The geographer Yi-Fu Tuan begins his exploration of space and place with the body, describing a world which is made sense of spatially as a user moves through it. Tuan also presents space as a dialectic of freedom and constraint, shelter and venture, attachment and freedom. Place, meanwhile, is distinguished as ‘enclosed and humanized space’.

Tuan makes the point that space can be both desirable in offering freedom and frightening in threatening loneliness. He is talking here about open space (against which the city might be built and defined) but the point also holds for certain city spaces. The inhabitation of space that produces place relies on a certain amount of imaginary relationships with objects. There is a temporal as well as a spatial dimension to this process. Place is not just the taming of space but a pause in time. Objects, as well as familiarizing us with space, ‘anchor time’ and provide a relationship between person, space and time that is intimate:

To strengthen our sense of self the past needs to be rescued and made accessible. Various devices exist to shore up the crumbling landscapes of the past. For example, we can visit the tavern: it provides an opportunity to talk and turn our small adventures into epics, and in some such fashion ordinary lives achieve recognition and even brief glory in the credulous minds of fellow inebriates. Friends depart, but their letters are tangible evidence of their continuing esteem. Relatives die and yet remain present and smiling in the family album. Our own past, then, consists of bits and pieces. It finds a home in the high school diploma, the wedding picture, and the stamped visas of a dogeared passport; in the stringless tennis racket and the much-traveled trunk; in the personal library and the old family home.

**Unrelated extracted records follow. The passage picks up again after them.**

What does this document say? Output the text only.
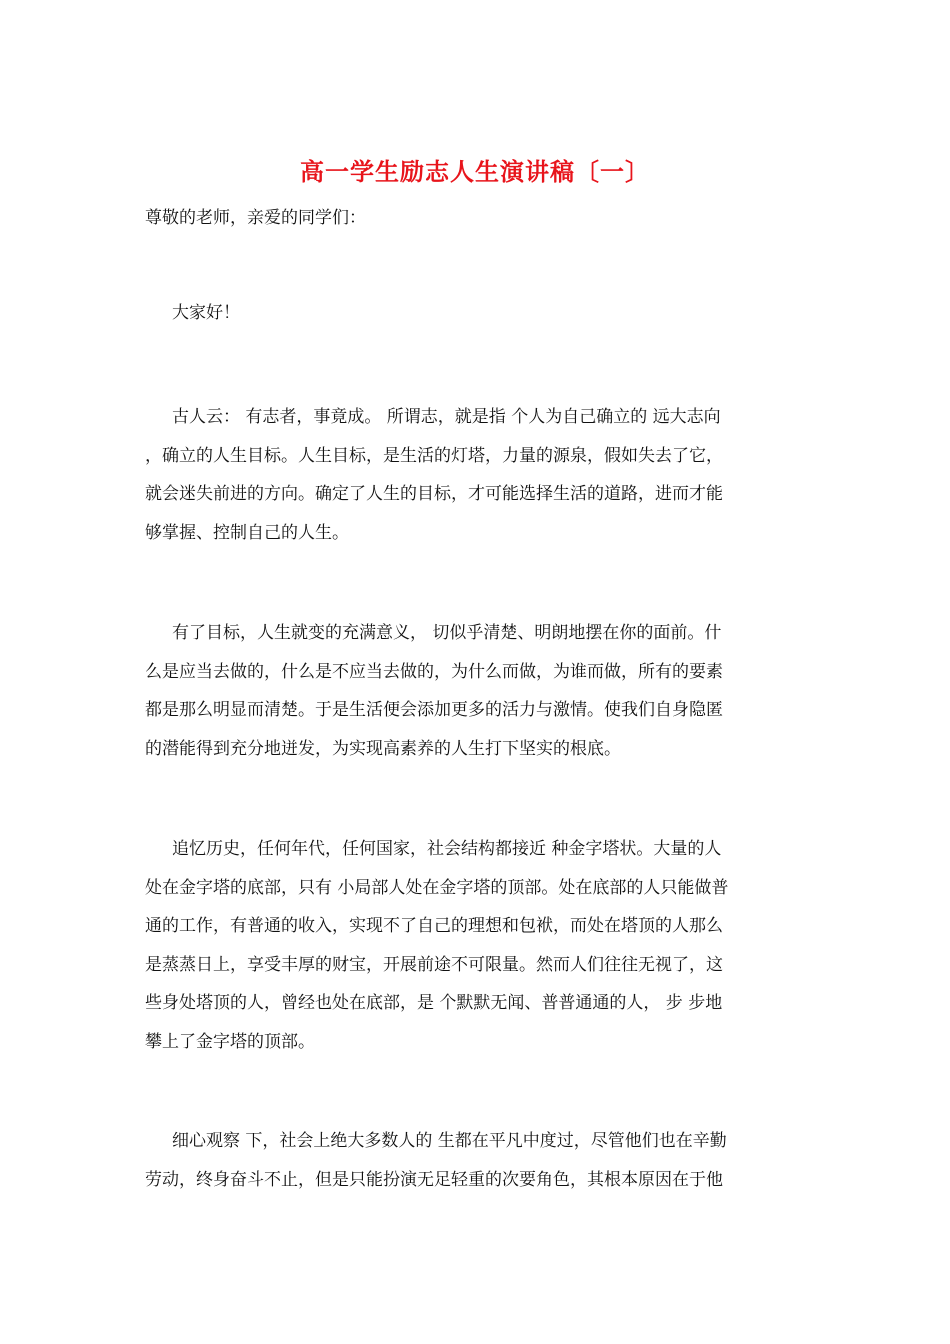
高一学生励志人生演讲稿〔一〕
尊敬的老师，亲爱的同学们：
大家好！
古人云： 有志者，事竟成。 所谓志，就是指 个人为自己确立的 远大志向
，确立的人生目标。人生目标，是生活的灯塔，力量的源泉，假如失去了它，
就会迷失前进的方向。确定了人生的目标，才可能选择生活的道路，进而才能
够掌握、控制自己的人生。
有了目标，人生就变的充满意义， 切似乎清楚、明朗地摆在你的面前。什
么是应当去做的，什么是不应当去做的，为什么而做，为谁而做，所有的要素
都是那么明显而清楚。于是生活便会添加更多的活力与激情。使我们自身隐匿
的潜能得到充分地迸发，为实现高素养的人生打下坚实的根底。
追忆历史，任何年代，任何国家，社会结构都接近 种金字塔状。大量的人
处在金字塔的底部，只有 小局部人处在金字塔的顶部。处在底部的人只能做普
通的工作，有普通的收入，实现不了自己的理想和包袱，而处在塔顶的人那么
是蒸蒸日上，享受丰厚的财宝，开展前途不可限量。然而人们往往无视了，这
些身处塔顶的人，曾经也处在底部，是 个默默无闻、普普通通的人， 步 步地
攀上了金字塔的顶部。
细心观察 下，社会上绝大多数人的 生都在平凡中度过，尽管他们也在辛勤
劳动，终身奋斗不止，但是只能扮演无足轻重的次要角色，其根本原因在于他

(Yi-Fu Tuan, Space and Place: The Perspective of Experience (Minneapolis and London: University of Minnesota Press, 2008 [1977]), p. 54.)

There is an obvious correlation here with the process of remembering pioneered by Joe Brainard and discussed in a previous post. Tuan also reiterates a point made by Georges Perec about the memorian’s project, that it is meaningful even when (perhaps especially when) others do not share the specifics of the intimate moment; there is something about the process that is recognizable beyond the personal. It is worth positing, then, that what Brainard attempts for time, Tuan does for space. This relationship is even more notable in Bachelard’s ‘poetics of space’, where the intimacy of the poetic line finds its mirror in the intimacy of the domestic sphere, itself a microcosm of the broader relationship between body and world.

Nostalgia, for Tuan, is not simply a passive process to be opposed to agency; rather, the question of whether one feels nostalgic is intimately related to questions of power and control over one’s destiny:

In general, we may say that whenever a person (young or old) feels that the world is changing too rapidly, his characteristic response is to evoke an idealized and stable past. On the other hand, when a person feels that he himself is directing the change and in control of affairs of importance to him, then nostalgia has no place in his life: action rather than mementos of the past will support his sense of identity.

(Tuan, p. 187.)

Mindful of theories of nostalgia and how they reflect or are challenged by supposedly nostalgic practices, I am not sure whether we can import this suggestion of Tuan’s wholesale into an analysis of cultural practices (such as fado) that, having taken nostalgia as their bedrock, have developed more nuanced and even agency-oriented versions of longing. In Fado and the Place of Longing, I offer a discussion of the work of Carlos do Carmo that suggests it is possible to imagine a progressive, agency-oriented programme that deliberately and explicitly uses nostalgia as its base.